Computer Use Comes to Azure: Browser Automation, Desktop Agents, and the RPA Replacement

Recently I was exploring a third-party logistics portal for a demo, and let me tell you, it was built in a different era. No API. No webhooks. No export function. Just a web form from 2009 that required twelve clicks and three page loads to extract a single shipment status. The team using it had been copying and pasting data manually for years, and their “automation” was a Power Automate Desktop flow that broke every time the vendor tweaked a CSS class.

Then I discovered that Azure now lets an AI model look at a screenshot, figure out where to click, and actually do it. Not in some theoretical research paper, but as a production-ready tool you can wire into your agents today.

Over the course of 2025, Microsoft shipped three distinct layers of computer use capability, each targeting a different level of complexity. This post will walk through all three, cover the (very real) security considerations, and give you a practical decision framework for when to reach for computer use versus sticking with APIs or traditional RPA. Let’s dive in!

The Three Layers of Computer Use

Before we get into the weeds, here’s the high-level picture. Microsoft has built a stack, not a single tool:

  1. The computer-use-preview model (March 2025): A vision model accessed via the Responses API that interprets screenshots and proposes UI actions. You bring your own execution environment.
  2. Browser Automation tool (August 2025): A managed tool in Foundry Agent Service that runs Playwright in isolated, cloud-hosted sessions. The agent handles web tasks end-to-end; you don’t manage a browser.
  3. Computer Use tool (September 2025): A full desktop interaction tool in Foundry Agent Service that works with any Windows GUI, not just browsers.
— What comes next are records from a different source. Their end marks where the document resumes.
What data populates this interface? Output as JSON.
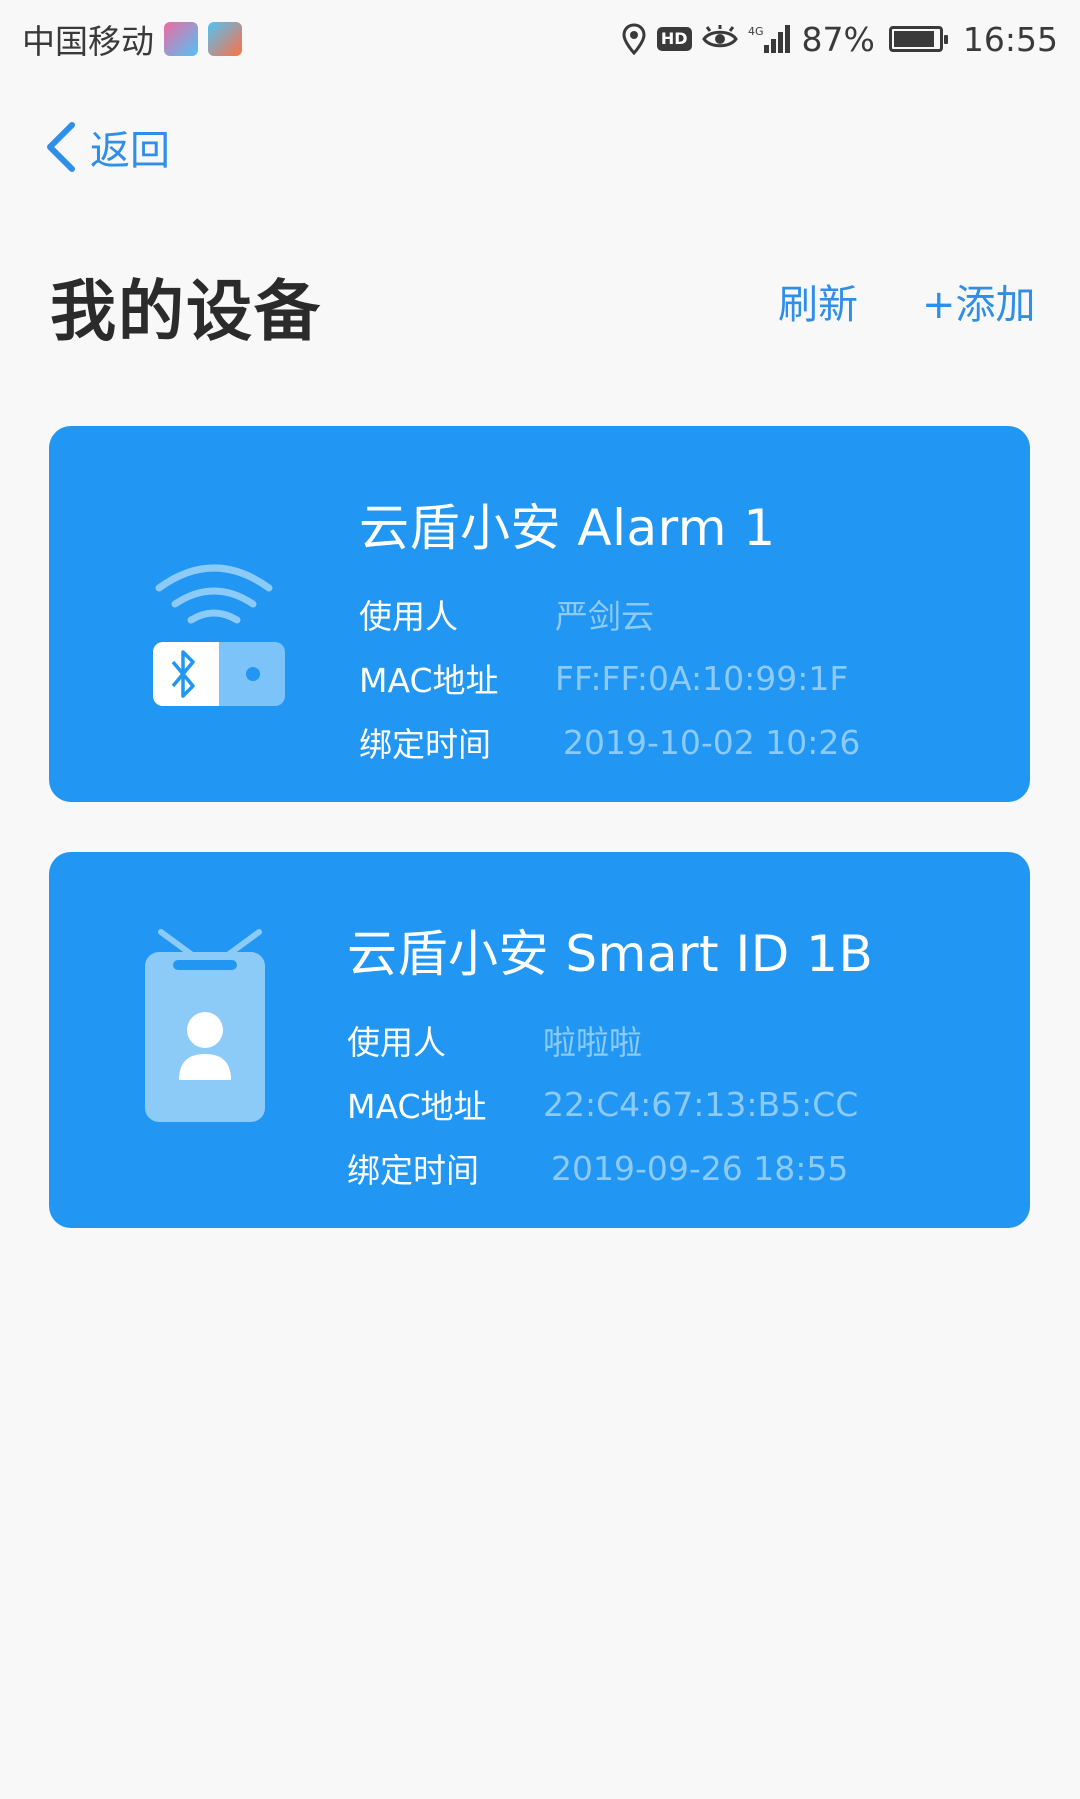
{
  "status_bar": {
    "carrier": "中国移动",
    "hd_label": "HD",
    "network": "4G",
    "battery": "87%",
    "time": "16:55",
    "icons": [
      "app-icon-1",
      "app-icon-2",
      "location-icon",
      "hd-icon",
      "eye-icon",
      "signal-icon",
      "battery-icon"
    ]
  },
  "header": {
    "back_label": "返回",
    "title": "我的设备",
    "refresh_label": "刷新",
    "add_label": "+添加"
  },
  "colors": {
    "accent": "#2f8ee8",
    "card_background": "#2196f3",
    "value_text": "#8ccaf8",
    "page_background": "#f8f8f9"
  },
  "devices": [
    {
      "name": "云盾小安 Alarm 1",
      "icon": "bluetooth-alarm-icon",
      "user_label": "使用人",
      "user": "严剑云",
      "mac_label": "MAC地址",
      "mac": "FF:FF:0A:10:99:1F",
      "bind_time_label": "绑定时间",
      "bind_time": "2019-10-02 10:26"
    },
    {
      "name": "云盾小安 Smart ID 1B",
      "icon": "id-badge-icon",
      "user_label": "使用人",
      "user": "啦啦啦",
      "mac_label": "MAC地址",
      "mac": "22:C4:67:13:B5:CC",
      "bind_time_label": "绑定时间",
      "bind_time": "2019-09-26 18:55"
    }
  ]
}
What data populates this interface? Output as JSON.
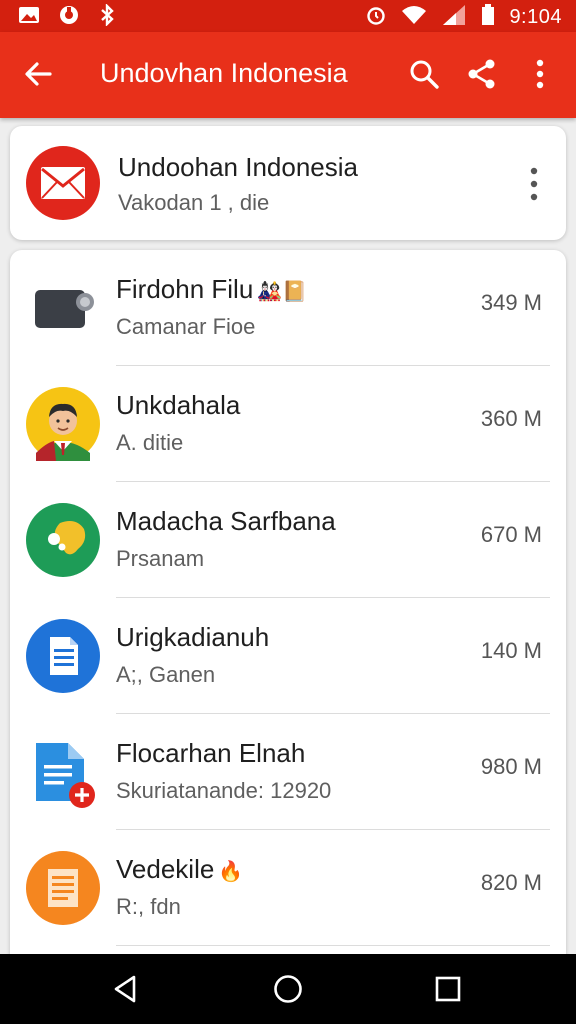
{
  "status_bar": {
    "time": "9:104",
    "icons_left": [
      "gallery-icon",
      "vpn-icon",
      "bluetooth-icon"
    ],
    "icons_right": [
      "alarm-icon",
      "wifi-icon",
      "signal-icon",
      "battery-icon"
    ]
  },
  "app_bar": {
    "title": "Undovhan Indonesia",
    "background": "#e8301a",
    "status_background": "#d3200f",
    "actions": [
      "search-icon",
      "share-icon",
      "more-vert-icon"
    ]
  },
  "header_card": {
    "title": "Undoohan Indonesia",
    "subtitle": "Vakodan 1 , die",
    "icon": "mail-icon",
    "icon_color": "#e0261c"
  },
  "list": {
    "items": [
      {
        "title": "Firdohn Filu",
        "title_emoji": "🎎📔",
        "subtitle": "Camanar Fioe",
        "size": "349 M",
        "icon": "camera-icon"
      },
      {
        "title": "Unkdahala",
        "title_emoji": "",
        "subtitle": "A. ditie",
        "size": "360 M",
        "icon": "person-avatar-icon"
      },
      {
        "title": "Madacha Sarfbana",
        "title_emoji": "",
        "subtitle": "Prsanam",
        "size": "670 M",
        "icon": "map-icon"
      },
      {
        "title": "Urigkadianuh",
        "title_emoji": "",
        "subtitle": "A;, Ganen",
        "size": "140 M",
        "icon": "document-icon"
      },
      {
        "title": "Flocarhan Elnah",
        "title_emoji": "",
        "subtitle": "Skuriatanande: 12920",
        "size": "980 M",
        "icon": "file-add-icon"
      },
      {
        "title": "Vedekile",
        "title_emoji": "🔥",
        "subtitle": "R:, fdn",
        "size": "820 M",
        "icon": "notes-icon"
      }
    ]
  },
  "nav_bar": {
    "buttons": [
      "back-icon",
      "home-icon",
      "recents-icon"
    ]
  }
}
And as a bonus, Copilot Studio brought computer use to no-code builders, which is frankly terrifying and exciting in equal measure.

Let me walk through each one.

Layer 1: The computer-use-preview Model

First cab off the rank is the computer-use-preview model, which landed alongside the Responses API back in March 2025. This is the foundation that everything else builds on.

The concept is pretty straight forward: you send the model a screenshot, it analyses the pixels, and it tells you what action to take next (click here, type this, scroll down). Your code then executes that action, captures a new screenshot, and sends it back. Rinse and repeat until the task is done.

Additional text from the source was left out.